Approach to openness: The policy for the dissemination of research results emanating from this fellowship will be open access for all. This will be ensured by making preprints available as soon as the results obtained are significant, reliable and reproducible, and final publications will be in open access journals. Results will be further communicated using social medias.

>How will they benefit
Via the publication of research results and their presentation at (inter)national conferences and laboratories, via the supervision of the next generation of scientists, and via outreach programmes such as lectures in high school or public activities at the Community Festival organized by the University of Manchester, this research will contribute to the nation's culture and academic competitiveness.

The Manchester Academic Health Science Centre is a partnership between the University of Manchester and six NHS Trusts and hospitals to allow rapid translation of research findings into routine public health practice.

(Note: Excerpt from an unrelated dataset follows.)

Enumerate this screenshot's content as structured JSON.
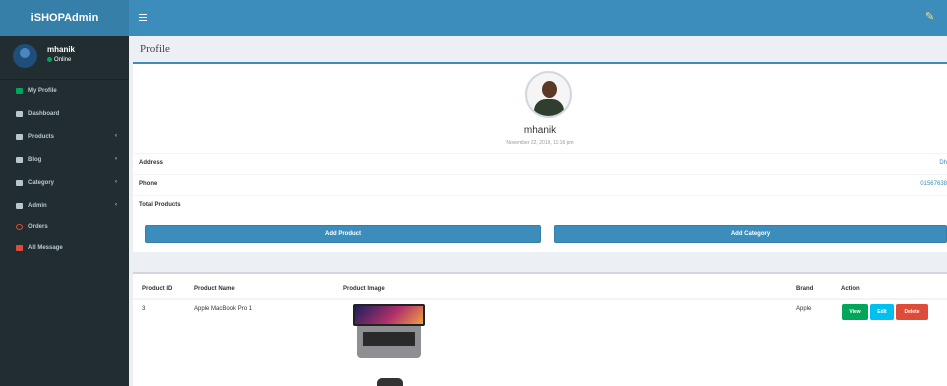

This is another key feature of the local environment that determined the fellow's choice of the University of Manchester as the host institution. Via this platform, clinical scientists and pharmacologists will directly benefit from the research outputs.

The first two years will see dramatic increase of the fellow's team skills and network thanks to the excellent local and national research environment, with exchange of information sought whenever possible, starting with the creation of an informative webpage about the research being conducted and the people involved. Early In the third year, some concrete outputs should already be available in the form of preprints and/or publications in open access journals. Thereafter, the progressive nature of this proposal will ensure a constant flow of outputs.